Mais qui paiera la technologie ? « Le problème, ici, sera le même que pour les opérations relatives à la maladie de Parkinson ou à l’implantation cochléaire » précise Pierre Rabischong. « C’est pour cela que Marc Merger et moi souhaitons créer un fonds d’aide sociale européen qui financerait la partie technologique, avec l’idée de permettre à toutes les personnes qui le souhaitent d’avoir accès à ce type de médecine ». Reste à savoir si les hôpitaux accepteront d’utiliser une partie de leur budget pour financer des interventions chirurgicales et une médicalisation coûteuse dans une période de restriction des dépenses de santé.

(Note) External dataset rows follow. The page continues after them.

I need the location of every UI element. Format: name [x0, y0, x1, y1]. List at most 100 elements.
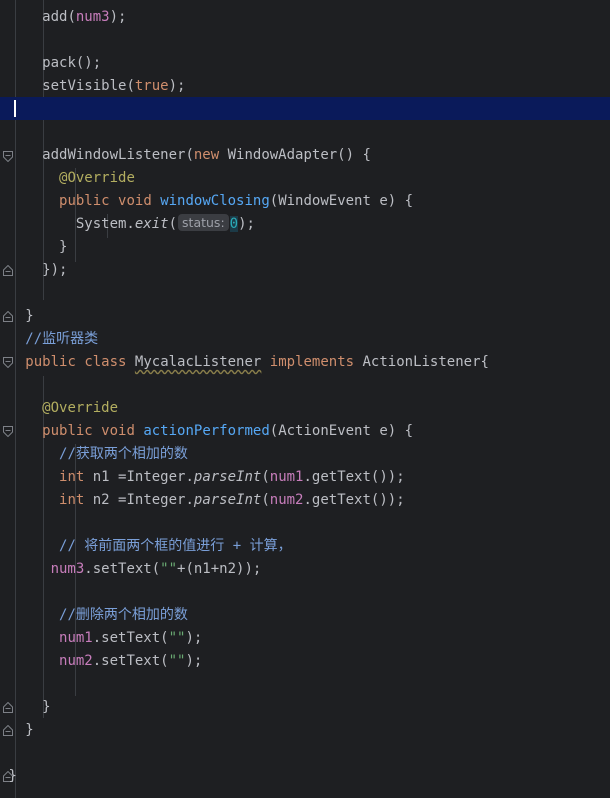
method-call: .getText()); — [303, 492, 405, 508]
code-line[interactable]: addWindowListener(new WindowAdapter() { — [0, 144, 610, 167]
code-line[interactable]: pack(); — [0, 52, 610, 75]
comment: // 将前面两个框的值进行 + 计算， — [59, 538, 292, 554]
brace: } — [8, 768, 17, 784]
brace: } — [59, 239, 68, 255]
code-line[interactable]: // 将前面两个框的值进行 + 计算， — [0, 535, 610, 558]
number-literal: 0 — [229, 216, 239, 232]
keyword: new — [193, 147, 220, 163]
code-line[interactable]: int n2 =Integer.parseInt(num2.getText())… — [0, 489, 610, 512]
punctuation: ( — [261, 492, 270, 508]
code-line[interactable]: num2.setText(""); — [0, 650, 610, 673]
code-line[interactable]: //删除两个相加的数 — [0, 604, 610, 627]
static-method: parseInt — [193, 492, 262, 508]
code-line[interactable]: //获取两个相加的数 — [0, 443, 610, 466]
code-line[interactable]: public void actionPerformed(ActionEvent … — [0, 420, 610, 443]
expression: +(n1+n2)); — [177, 561, 262, 577]
code-line[interactable]: @Override — [0, 397, 610, 420]
current-line-highlight — [0, 97, 610, 120]
method-call: .setText( — [84, 561, 161, 577]
code-line[interactable]: } — [0, 765, 610, 788]
method-call: .setText( — [92, 653, 169, 669]
method-call: .setText( — [92, 630, 169, 646]
code-line[interactable]: add(num3); — [0, 6, 610, 29]
code-line[interactable]: public class MycalacListener implements … — [0, 351, 610, 374]
method-declaration: actionPerformed — [143, 423, 270, 439]
keyword: int — [59, 469, 85, 485]
code-line[interactable]: @Override — [0, 167, 610, 190]
string-literal: "" — [160, 561, 178, 577]
code-line[interactable]: int n1 =Integer.parseInt(num1.getText())… — [0, 466, 610, 489]
code-line[interactable]: //监听器类 — [0, 328, 610, 351]
class-ref: System. — [75, 216, 135, 232]
statement: n1 =Integer. — [84, 469, 194, 485]
parameters: (ActionEvent e) { — [269, 423, 414, 439]
punctuation: ); — [185, 653, 203, 669]
code-line[interactable]: } — [0, 719, 610, 742]
keyword: implements — [269, 354, 355, 370]
string-literal: "" — [168, 653, 186, 669]
statement: n2 =Integer. — [84, 492, 194, 508]
comment: //删除两个相加的数 — [59, 607, 188, 623]
code-line[interactable]: } — [0, 305, 610, 328]
string-literal: "" — [168, 630, 186, 646]
field-ref: num3 — [50, 561, 85, 577]
keyword: class — [84, 354, 127, 370]
punctuation: ( — [168, 216, 178, 232]
method-call: addWindowListener( — [42, 147, 194, 163]
code-editor[interactable]: add(num3); pack(); setVisible(true); add… — [0, 0, 610, 798]
static-method: parseInt — [193, 469, 262, 485]
punctuation: ); — [185, 630, 203, 646]
static-method: exit — [134, 216, 169, 232]
keyword: int — [59, 492, 85, 508]
punctuation: ); — [238, 216, 255, 232]
code-line[interactable]: } — [0, 236, 610, 259]
punctuation: ); — [168, 78, 186, 94]
method-call: setVisible( — [42, 78, 135, 94]
code-line[interactable]: System.exit(status: 0); — [0, 213, 610, 236]
brace: } — [25, 308, 34, 324]
parameter-hint: status: — [178, 214, 229, 231]
text-caret — [14, 100, 16, 117]
code-line[interactable]: num1.setText(""); — [0, 627, 610, 650]
code-line[interactable]: public void windowClosing(WindowEvent e)… — [0, 190, 610, 213]
field-ref: num1 — [59, 630, 93, 646]
method-call: .getText()); — [303, 469, 405, 485]
method-declaration: windowClosing — [160, 193, 270, 209]
annotation: @Override — [59, 170, 135, 186]
keyword: public — [25, 354, 76, 370]
code-line[interactable]: } — [0, 696, 610, 719]
code-line[interactable]: setVisible(true); — [0, 75, 610, 98]
field-ref: num3 — [75, 9, 110, 25]
brace: } — [25, 722, 34, 738]
code-line[interactable]: num3.setText(""+(n1+n2)); — [0, 558, 610, 581]
field-ref: num1 — [269, 469, 304, 485]
comment: //获取两个相加的数 — [59, 446, 188, 462]
code-line[interactable]: }); — [0, 259, 610, 282]
keyword: void — [118, 193, 152, 209]
field-ref: num2 — [269, 492, 304, 508]
brace: }); — [42, 262, 68, 278]
keyword: public — [42, 423, 93, 439]
keyword: void — [101, 423, 135, 439]
punctuation: ( — [261, 469, 270, 485]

Actuellement, l’équipe travaille à la création du nouvel implant. Des électrodes intelligentes, multifonctions, se passeront de liaison par câbles ce qui réduira le caractère invasif de la chirurgie : les ingénieurs d’EDF devraient contribuer à créer ce matériel dans les trois à quatre ans qui viennent. La stimulation chez les prochains bénéficiaires de la « MAO » se fera uniquement sur les nerfs, celles des muscles s’étant avérée moins efficace. La programmation a fait des progrès, passant du MS-DOS à Windows, bénéficiant de la miniaturisation des équipements informatiques de type Palm Pilot. Quand au déambulateur, il demeurera un outil indispensable pour assurer le maintien debout et la marche.

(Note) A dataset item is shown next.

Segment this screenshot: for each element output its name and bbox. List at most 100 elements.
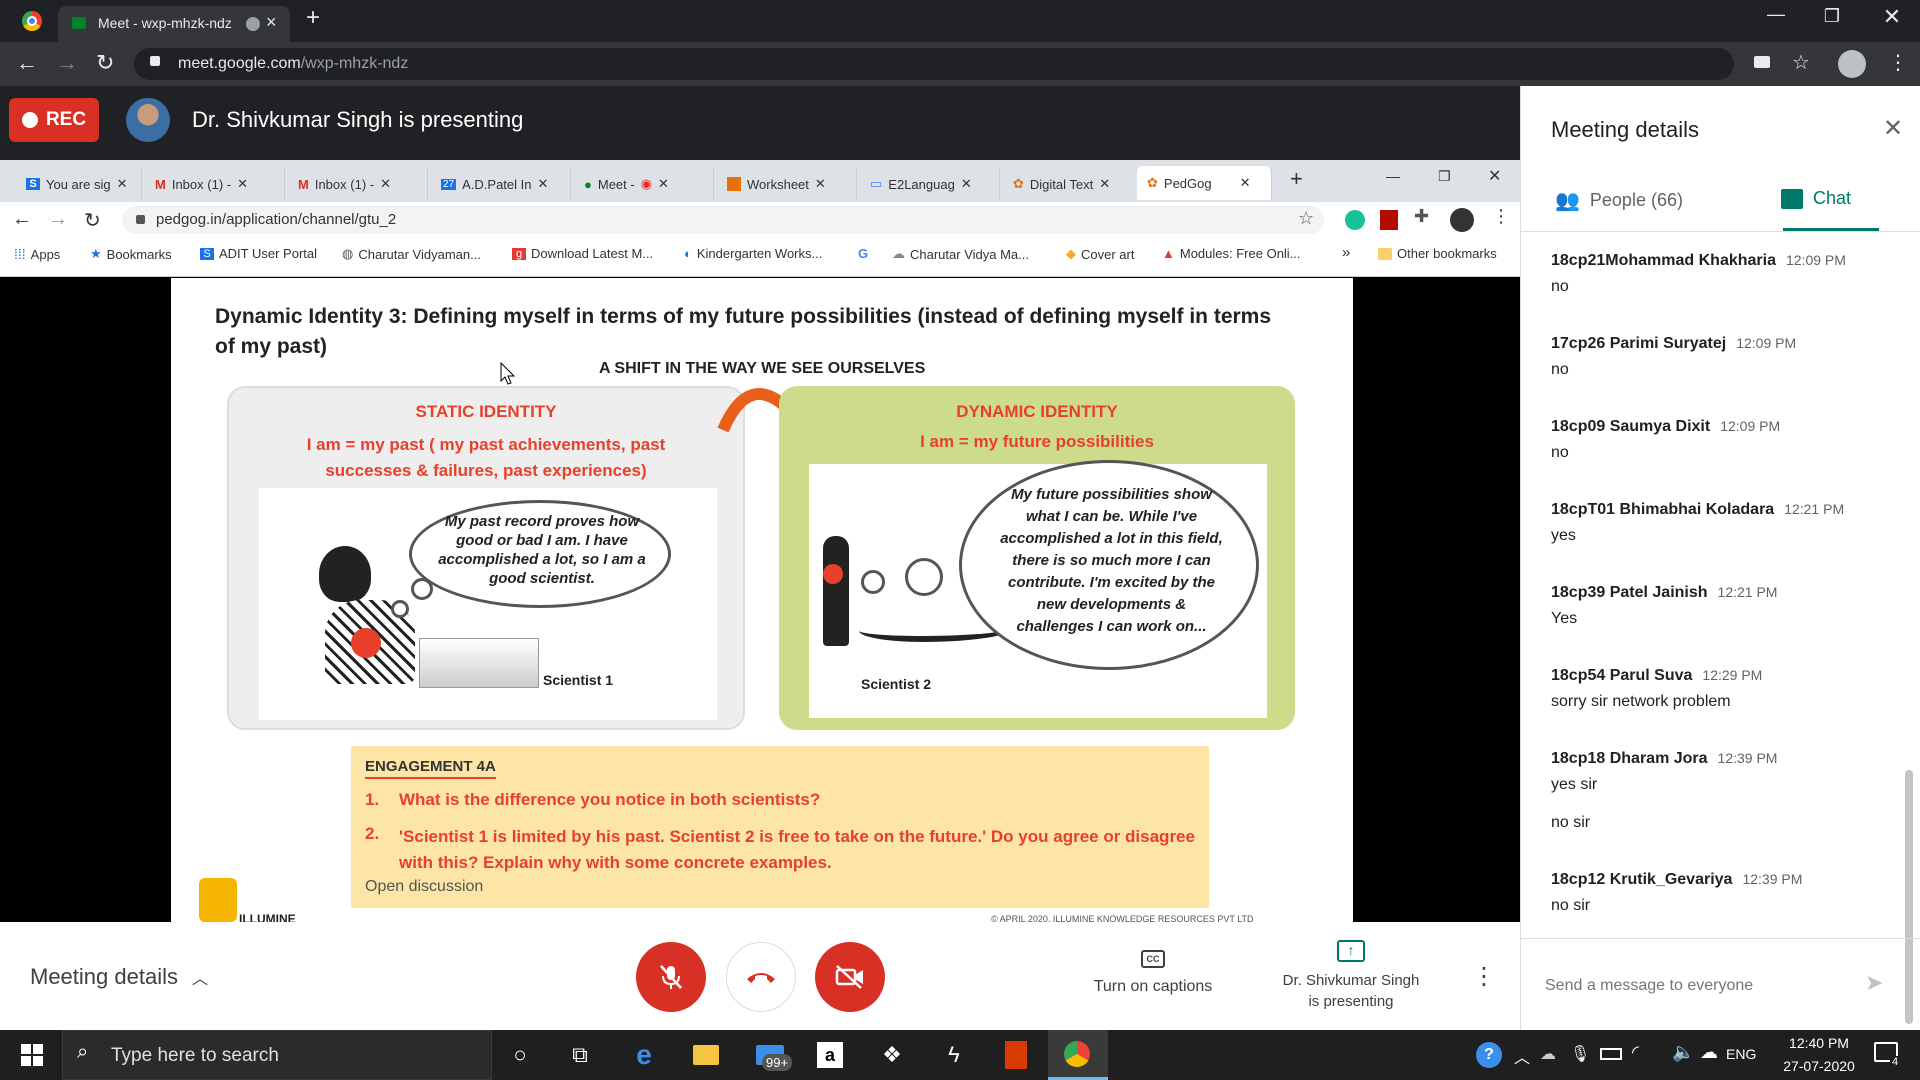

Au terme de deux années d’expérience, il se confirme que Lève- toi et marche ne redonnera pas aux paraplégiques une marche utilisable pour l’ensemble de leurs activités quotidiennes. Mais c’est actuellement la seule technique qui permette à quelques- uns d’entre eux de pouvoir tenir debout sur leurs jambes, et à leurs yeux, ça veut dire beaucoup…

Laurent Lejard, mars 2002



Le mensuel La Recherche passait en revue, dans un numéro spécial « les nouveaux robots » paru en février 2002, les différentes expérimentations de robotique appliquée à l’homme et à sa santé, et notamment le programme Lève-toi et marche.